Milliere Guy - dimanche 21 novembre 2004
L’accueil d’Arafat moribond en France m’a profondément choqué. On a parlé de raisons humanitaires et de traditions d’hospitalité. Mais la France est sans doute le dernier pays du monde occidental où l’on a pu penser qu’Arafat, tout au long de sa sordide carrière, était porteur d’humanité, lui chef suprême d’une organisation terroriste et inventeur du terrorisme moderne. La France est également le dernier pays occidental à envisager de donner « l’hospitalité » à ce genre de personnage. Le fait que Chirac et Barnier aient parlé d’amitié, une ultime fois, avec un « président légitimement élu » passe les bornes. Jusqu’où la « politique arabe » de la France mènera-t-elle nos dirigeants ? Quand je pensais que nous touchions le fond, la situation est devenue carrément répugnante. Diverses sources indiquent en effet qu’Arafat est mort depuis le 4 novembre : non pas « cérébralement mort », mais mort tout court, et que même les machines les plus sophistiquées ne peuvent empêcher la décomposition de son cadavre. Nous n’en avons pas moins assisté ces derniers jours à un défilé de médecins prononçant des communiqués laconiques et faux, d’hommes politiques procédant à des déclarations tout aussi laconiques et fausses, sans parler des imprécations de Suha, la veuve fortunée et colérique, et de Leila Shahid, la propagandiste en chef pour la France. Le cadavre a attiré aussi, sur l’extrême fin, divers vautours de l’Autorité Palestinienne qui ont défilé à l’hôpital Percy… Ce qui s’est joué alors n’a pas été la négociation autour de l’enterrement. Cela n’a pas été surtout la gestion des risques impliqués par le « deuil collectif » des « foules palestiniennes », non… Ce fut le problème de l’argent. On commence à peine à parler des centaines de millions de dollars détournés par Arafat et placés sur des comptes en banque répartis sur toute la planète : nous sommes pourtant au cœur de l’un des plus grands détournements de fonds et de l’un des plus grands réseaux de corruption des temps moderne.

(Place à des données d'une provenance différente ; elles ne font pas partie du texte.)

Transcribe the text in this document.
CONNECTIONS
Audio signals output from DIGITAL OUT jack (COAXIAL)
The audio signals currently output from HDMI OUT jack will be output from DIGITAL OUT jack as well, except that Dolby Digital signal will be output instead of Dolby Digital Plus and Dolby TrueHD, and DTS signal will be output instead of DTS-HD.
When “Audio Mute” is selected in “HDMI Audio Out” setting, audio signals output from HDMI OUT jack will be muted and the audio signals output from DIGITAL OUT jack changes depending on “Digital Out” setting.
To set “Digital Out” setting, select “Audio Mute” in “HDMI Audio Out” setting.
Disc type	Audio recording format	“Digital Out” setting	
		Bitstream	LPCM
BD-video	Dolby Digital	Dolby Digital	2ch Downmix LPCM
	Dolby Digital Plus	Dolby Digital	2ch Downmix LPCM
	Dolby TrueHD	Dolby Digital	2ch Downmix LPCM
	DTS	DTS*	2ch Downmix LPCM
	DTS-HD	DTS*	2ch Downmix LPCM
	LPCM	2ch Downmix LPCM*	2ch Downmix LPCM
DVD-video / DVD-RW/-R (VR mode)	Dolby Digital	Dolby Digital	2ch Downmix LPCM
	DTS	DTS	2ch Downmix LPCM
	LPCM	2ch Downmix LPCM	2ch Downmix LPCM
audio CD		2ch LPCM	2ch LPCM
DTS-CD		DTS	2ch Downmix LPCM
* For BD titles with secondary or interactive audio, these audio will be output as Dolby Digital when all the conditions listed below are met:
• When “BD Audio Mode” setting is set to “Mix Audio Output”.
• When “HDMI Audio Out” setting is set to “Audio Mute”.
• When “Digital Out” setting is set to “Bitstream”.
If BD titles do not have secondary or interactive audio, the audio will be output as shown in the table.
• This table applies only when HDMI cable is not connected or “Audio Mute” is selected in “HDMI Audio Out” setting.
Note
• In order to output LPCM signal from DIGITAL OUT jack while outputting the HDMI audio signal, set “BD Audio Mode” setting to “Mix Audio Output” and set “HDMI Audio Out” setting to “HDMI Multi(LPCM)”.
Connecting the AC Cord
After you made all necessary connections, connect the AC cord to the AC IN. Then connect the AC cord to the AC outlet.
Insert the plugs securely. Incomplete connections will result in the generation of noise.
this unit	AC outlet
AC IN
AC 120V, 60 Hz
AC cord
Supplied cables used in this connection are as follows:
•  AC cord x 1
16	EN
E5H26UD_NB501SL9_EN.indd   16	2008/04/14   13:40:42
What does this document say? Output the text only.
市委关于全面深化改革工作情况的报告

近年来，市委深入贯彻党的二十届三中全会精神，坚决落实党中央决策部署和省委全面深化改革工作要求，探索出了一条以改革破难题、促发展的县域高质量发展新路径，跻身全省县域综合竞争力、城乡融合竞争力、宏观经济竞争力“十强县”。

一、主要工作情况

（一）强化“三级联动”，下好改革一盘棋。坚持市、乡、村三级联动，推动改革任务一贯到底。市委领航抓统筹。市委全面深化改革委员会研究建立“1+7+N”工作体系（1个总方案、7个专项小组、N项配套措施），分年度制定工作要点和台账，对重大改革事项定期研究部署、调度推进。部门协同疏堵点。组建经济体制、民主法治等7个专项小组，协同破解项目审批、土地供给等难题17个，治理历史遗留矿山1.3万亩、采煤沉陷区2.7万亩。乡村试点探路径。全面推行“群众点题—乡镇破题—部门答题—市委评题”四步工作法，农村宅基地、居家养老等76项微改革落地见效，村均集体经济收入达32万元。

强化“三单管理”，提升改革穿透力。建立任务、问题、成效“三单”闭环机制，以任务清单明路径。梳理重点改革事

La politique arabe de la France
Nous sommes face à un homme mort qui a tué ou fait tuer des milliers d’autres êtres humains, qui a condamné des populations entières à la famine et au fanatisme ; face à une femme qui a tout fait pour garder une bonne partie du magot pour elle et sa fille ; et face à une clique qui entend récupérer autant d’argent que possible pour continuer les activités criminelles du défunt. Et cela ne s’est pas passé en Sicile, avec la maffia, mais en France ! Grâce à Chirac, sous son regard et sous sa supervision ! Ce sera « bon » pour l’image de Chirac dans le monde arabe et chez les islamistes : on a brandi à Gaza les portraits de notre Président, comme on brandissait voici peu ceux du glorieux Saddam. Le jour de l’enterrement dans la cour du bunker de Ramallah, on a vu des drapeaux français. Pouvons-nous tomber plus bas ? En tout cas, à la mauvaise nouvelle qu’a constitué la réélection de Bush pour le gouvernement français succède une nouvelle encombrante pour le gouvernement français. La France souhaitait un État palestinien pour mener plus loin sa lutte contre Israël. Et elle souhaitait un État palestinien bien véreux pour faire de « bonnes affaires ». Il est vraisemblable qu’elle n’aura jamais l’État palestinien dont elle rêvait. Elle a soutenu Arafat jusqu’au bout. Arafat n’est plus là. Et aucun des membres de la clique d’Arafat ne disposera vraisemblablement de tous les comptes en banque et de toutes les capacités de manœuvre de son prédécesseur ; aucun n’aura la légitimité pour fédérer autour de lui. Le plus vraisemblable est que les clans vont s’entre-déchirer sitôt passées les funérailles. Il n’y aura aucun interlocuteur avec qui parler de paix et, si des pourparlers s’enclenchent, ils finiront vite dans l’impasse. Il n’y aura pas même de guerre civile, mais une décomposition, un éclatement, des conflits de clans. Arafat avait été mis en place par ses maîtres soviétiques, islamiques et nassériens pour créer le peuple palestinien et l’incarner tout en étant son pire bourreau. On peut penser que la création va mourir avec lui, juste plus lentement que lui. Israël se séparera de ce bouillon de culture, et plus tard, dans le cadre de la remise en ordre du Proche-Orient qui se profile, quelqu’un remettra de l’ordre en Cisjordanie et à Gaza. Ce ne sera pas la France, elle qui a tant fait pour le désordre.